4. Data privacy and security Artificial Intelligence
The availability of data and resources to train deep and machine learning models is the primary aspect on which all deep and machine learning models are founded. This data is created by millions of people worldwide, there is a danger that it may be misused.
For example, if a medical service provider serves 1 million people in a city, and a cyber-attack exposes the personal information of all 1 million consumers to everyone on the dark web. This information contains information on illnesses, health issues, medical history, and much more. With this much data coming in from all angles, there would almost certainly be some instances of data leakage.
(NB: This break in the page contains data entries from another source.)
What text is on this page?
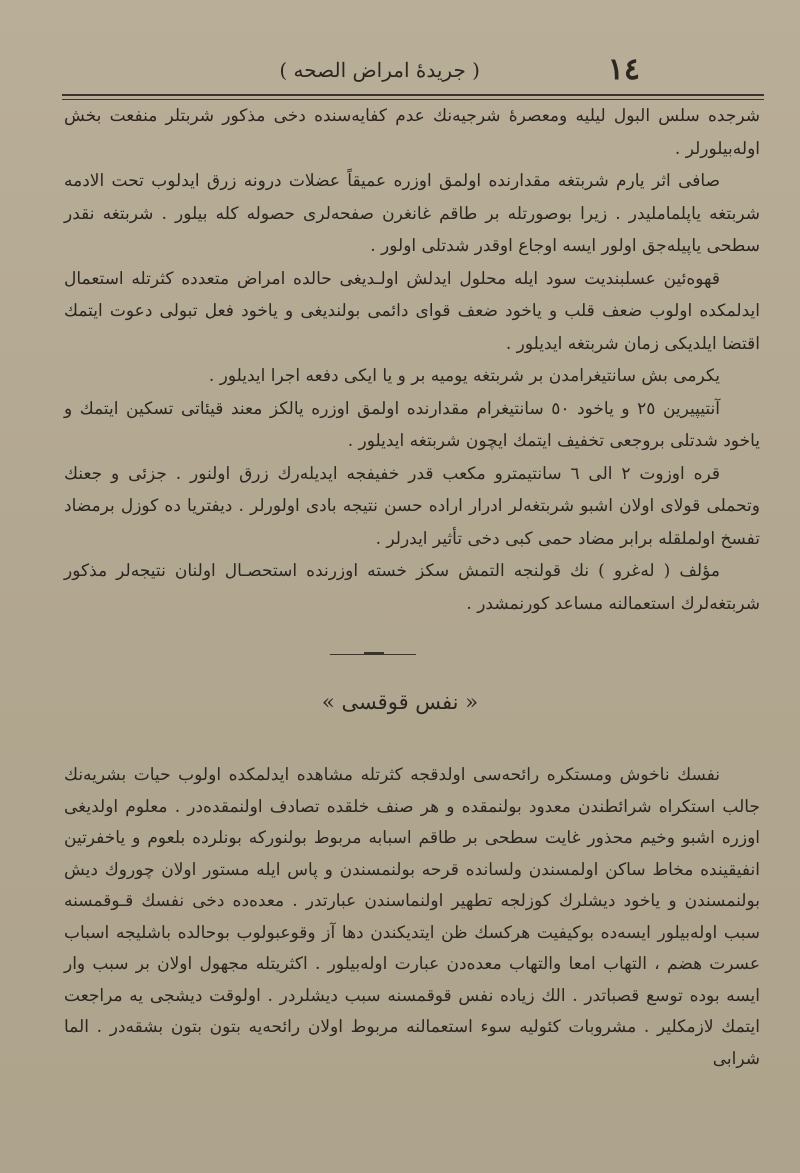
١٤
( جريدهٔ امراض الصحه )

شرجده سلس البول ليليه ومعصرهٔ شرجيه‌نك عدم كفايه‌سنده دخی مذكور شربتلر منفعت بخش اوله‌بيلورلر .

صافی اثر يارم شربتغه مقدارنده اولمق اوزره عميقاً عضلات درونه زرق ايدلوب تحت الادمه شربتغه ياپلماملیدر . زيرا بوصورتله بر طاقم غانغرن صفحه‌لری حصوله كله بيلور . شربتغه نقدر سطحی ياپيله‌جق اولور ايسه اوجاع اوقدر شدتلی اولور .

قهوه‌ئين عسلبنديت سود ايله محلول ايدلش اولـديغی حالده امراض متعدده كثرتله استعمال ايدلمكده اولوب ضعف قلب و ياخود ضعف قوای دائمی بولنديغی و ياخود فعل تبولی دعوت ايتمك اقتضا ايلديكی زمان شربتغه ايدیلور .

يكرمی بش سانتيغرامدن بر شربتغه يوميه بر و يا ايكی دفعه اجرا ايديلور .

آنتيپيرين ٢٥ و ياخود ٥٠ سانتيغرام مقدارنده اولمق اوزره يالكز معند قيئاتی تسكين ايتمك و ياخود شدتلی بروجعی تخفيف ايتمك ايچون شربتغه ايديلور .

قره اوزوت ٢ الی ٦ سانتيمترو مكعب قدر خفيفجه ايديله‌رك زرق اولنور . جزئی و جعنك وتحملی قولای اولان اشبو شربتغه‌لر ادرار اراده حسن نتيجه بادی اولورلر . ديفتريا ده كوزل برمضاد تفسخ اولملقله برابر مضاد حمی كبی دخی تأثير ايدرلر .

مؤلف ( له‌غرو ) نك قولنجه التمش سكز خسته اوزرنده استحصـال اولنان نتيجه‌لر مذكور شربتغه‌لرك استعمالنه مساعد كورنمشدر .

« نفس قوقسی »

نفسك ناخوش ومستكره رائحه‌سی اولدقجه كثرتله مشاهده ايدلمكده اولوب حيات بشريه‌نك جالب استكراه شرائطندن معدود بولنمقده و هر صنف خلقده تصادف اولنمقده‌در . معلوم اولديغی اوزره اشبو وخيم محذور غايت سطحی بر طاقم اسبابه مربوط بولنوركه بونلرده بلعوم و ياخفرتين انفيقينده مخاط ساكن اولمسندن ولسانده قرحه بولنمسندن و پاس ايله مستور اولان چوروك ديش بولنمسندن و ياخود ديشلرك كوزلجه تطهير اولنماسندن عبارتدر . معده‌ده دخی نفسك قـوقمسنه سبب اوله‌بيلور ايسه‌ده بوكيفيت هركسك ظن ايتديكندن دها آز وقوعبولوب بوحالده باشليجه اسباب عسرت هضم ، التهاب امعا والتهاب معده‌دن عبارت اوله‌بيلور . اكثريتله مجهول اولان بر سبب وار ايسه بوده توسع قصباتدر . الك زياده نفس قوقمسنه سبب ديشلردر . اولوقت ديشجی يه مراجعت ايتمك لازمكلير . مشروبات كئوليه سوء استعمالنه مربوط اولان رائحه‌يه بتون بتون بشقه‌در . الما شرابی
5. Legal issues of Artificial Intelligence
One of the most recent challenges of artificial intelligence is the emerging legal issues that companies must be careful of AI. If AI collects sensitive data, it may be in violation of state or federal laws, even if the information is not harmless on its own but becomes sensitive when combined. Even though it is not prohibited, corporations must be cautious of any perceived consequence that may have a negative influence on their company. If the data acquired is regarded by the public as infringing on their data privacy, the organizational benefit may not be worth the possible public relations reaction.
6. Ethical challenges
One of the major AI problems that are yet to be tackled are the ethics and morality. The way the developers are technically grooming the AI bots to perfection where it can flawlessly imitate human conversations, making it increasingly tough to spot a difference between a machine and a real customer service rep.
Artificial intelligence algorithms predict based on the training given to it. The algorithm will label things as per the assumption of data it is trained on. Hence, it will simply ignore the correctness of data, for example- if the algorithm is trained on data that reflects racism or sexism, the result of prediction will mirror back it instead of correcting it automatically. There are some current algorithms that have mislabeled black people as ‘gorillas’. Therefore, we need to make sure that the algorithms are fair, especially when it is used by private and corporate individuals.
7. Lack of Trust in AI Software
AI is a relatively new technology and is somewhat complex. This means that the general public (and even technical employees who are not trained in AI) can be suspicious of it. Popular media definitely doesn’t help out in this regard with several movies using a “rise of the robots” storyline to hint that, as humans, we should be wary of the capabilities of artificial intelligence and machine learning algorithms.
Of course, reality is very different from science fiction but businesses need to take care when using AI software that certain applications do not seem too accurate or human.
One example of the problems this can cause is the documented case of Target using data to figure out a young customer was pregnant before she’d informed her family. Recommendation engines can be a highly effective marketing tool but some customers can find them intrusive or even “spooky” if the software seems to know them too well.
Transparency can go a long way toward increasing consumer trust in AI technology. By explaining how AI algorithms use customer data to make their decisions (and when and where the customer provided this data) the “black box” mysteriousness of AI software is removed, helping to increase customer trust and confidence.
While these challenges can sometimes slow the implementation of AI solutions in certain organizations or restrict the way that data can be collected or used, there are plenty of alternative solutions available. The next generation of engineers has to up-skill themselves in these cutting edge new technologies to stand a chance to work with organizations of the future.
All businesses must take responsibility to ensure that AI software is used responsibly and in a way that will benefit its customers, not just its bottom line.